On opening day, Chemainus tenor Ken Lavigne will take the stage at 7 p.m. for a two-hour performance with the Vancouver Island Repertory Jazz Orchestra.

In his show, Lavigne doesn’t want to simply evoke a quaint nostalgic feeling for a bygone era, but reproduce “a time when there was a real anticipation for going out on the town.”

“We set the tone with a high-energy number at the beginning … I like to take the audience on a particular journey,” he said. “You know, when air travel was glamorous, and when being in love was worth singing about, and the future was hopeful … That’s the kind of energy I want to bring to the whole evening.”

With his self-described ‘smooth, expressive vocal tour’, Lavigne’s show ‘Let Me Be Frank’ draws on the great crooners of yesteryear such as Bobby Darin, Nat King Cole and, of course, Frank Sinatra. He said the audience can also expect a bit of a contemporary feel with a few Michael Bublé numbers.

Bringing “the lion’s share” of energy to the stage will be the jazz orchestra, a real treat for Lavigne, since he said he’s highly anticipated performing with them for years.

“I don’t often have the opportunity to be in front of a [18-piece] brass and rhythm ensemble. So that’s really cool to be able to surf that wave of sound.”

Although the Big Band Festival will be the first instance the two acts share a stage, Lavigne said he’s known several members of the orchestra for years. His involvement with the festival was facilitated through the event organizer, Margot Holmes, who he dubbed as the “mastermind behind it all.”
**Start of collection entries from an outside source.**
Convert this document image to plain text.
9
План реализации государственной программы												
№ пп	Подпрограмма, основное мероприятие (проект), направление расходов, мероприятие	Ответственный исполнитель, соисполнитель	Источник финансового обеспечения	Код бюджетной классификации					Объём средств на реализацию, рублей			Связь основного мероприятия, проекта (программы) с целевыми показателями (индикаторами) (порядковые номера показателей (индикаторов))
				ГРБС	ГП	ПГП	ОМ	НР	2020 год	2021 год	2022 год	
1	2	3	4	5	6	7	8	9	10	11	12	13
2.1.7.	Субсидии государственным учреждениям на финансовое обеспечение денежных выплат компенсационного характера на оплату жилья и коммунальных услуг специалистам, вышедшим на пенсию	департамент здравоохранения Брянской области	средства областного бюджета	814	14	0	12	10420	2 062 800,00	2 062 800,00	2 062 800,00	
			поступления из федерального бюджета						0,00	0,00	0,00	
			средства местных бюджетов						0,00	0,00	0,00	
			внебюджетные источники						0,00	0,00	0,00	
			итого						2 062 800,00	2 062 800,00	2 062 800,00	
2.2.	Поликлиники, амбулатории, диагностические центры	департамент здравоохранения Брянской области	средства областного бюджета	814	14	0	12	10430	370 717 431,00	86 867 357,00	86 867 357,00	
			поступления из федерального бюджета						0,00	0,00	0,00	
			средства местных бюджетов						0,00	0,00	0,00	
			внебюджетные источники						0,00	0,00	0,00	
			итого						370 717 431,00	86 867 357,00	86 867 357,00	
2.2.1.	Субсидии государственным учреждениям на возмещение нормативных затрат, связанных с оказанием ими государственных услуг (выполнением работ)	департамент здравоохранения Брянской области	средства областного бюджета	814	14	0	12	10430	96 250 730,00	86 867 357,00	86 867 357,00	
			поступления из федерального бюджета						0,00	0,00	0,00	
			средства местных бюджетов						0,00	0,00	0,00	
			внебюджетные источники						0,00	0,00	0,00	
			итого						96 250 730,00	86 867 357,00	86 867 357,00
“The idea was, we’re coming out of COVID and artists have not performed, some of them, for a couple of years,” said Holmes, adding that plans for the three-day event have been in the works since January. “It started with Stevan Paranosic, the leader of the Vancouver Island Repertory Jazz Orchestra … he really wanted to have a big band. And because it’s so large, you don’t see it as much anymore.”

Holmes said the second day’s headliner, Joëlle Rabu, was immediately on board as well.
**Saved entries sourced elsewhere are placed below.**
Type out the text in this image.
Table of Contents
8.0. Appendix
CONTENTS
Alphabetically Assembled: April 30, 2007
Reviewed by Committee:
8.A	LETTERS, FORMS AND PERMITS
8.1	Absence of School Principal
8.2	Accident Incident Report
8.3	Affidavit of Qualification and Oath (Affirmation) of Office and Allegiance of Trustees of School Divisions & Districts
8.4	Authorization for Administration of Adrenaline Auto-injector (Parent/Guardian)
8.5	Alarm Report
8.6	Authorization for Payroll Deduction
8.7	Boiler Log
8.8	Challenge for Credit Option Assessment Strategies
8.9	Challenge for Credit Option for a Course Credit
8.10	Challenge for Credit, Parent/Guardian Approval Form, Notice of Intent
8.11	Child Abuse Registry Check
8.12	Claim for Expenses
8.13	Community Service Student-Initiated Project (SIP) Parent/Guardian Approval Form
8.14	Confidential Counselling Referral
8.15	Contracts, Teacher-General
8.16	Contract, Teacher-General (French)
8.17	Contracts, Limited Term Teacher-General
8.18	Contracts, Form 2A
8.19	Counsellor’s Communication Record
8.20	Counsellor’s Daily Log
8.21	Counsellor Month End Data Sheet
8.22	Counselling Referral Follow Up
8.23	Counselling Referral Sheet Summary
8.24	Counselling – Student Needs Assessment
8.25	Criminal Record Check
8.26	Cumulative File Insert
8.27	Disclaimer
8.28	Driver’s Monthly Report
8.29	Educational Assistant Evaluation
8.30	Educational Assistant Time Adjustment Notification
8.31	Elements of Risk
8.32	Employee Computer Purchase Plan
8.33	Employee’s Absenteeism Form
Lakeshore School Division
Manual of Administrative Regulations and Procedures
“We tried to include as many artists as we possibly could – we’ve taken great care that there’s no repeat of any particular songs” she said.

Rabu will “honour the Great American Songbook” on Sept. 3, starting at 7 p.m., in her ‘Come to the Cabaret’ show, with the 14-piece Nico Rhodes Jazz Orchestra.

The final day, which starts at 11 a.m. on Sept. 4, will see the Vancouver Island Repertory Jazz Orchestra return with special guest James Danderfer on clarinet.

Tickets, which can be obtained online through, can be purchased for single days, where guests will need to bring their own chairs, or an all-encompassing three-day pass, which can include provided seating and signed copies of Lavigne and Rabu’s albums. Holmes also confirmed accessible seating will be available for people with mobility challenges.

“It’s something that we hope will continue next year, and the year after, and we’ll go from there – to offer people that outdoor experience in a safe place,” she said.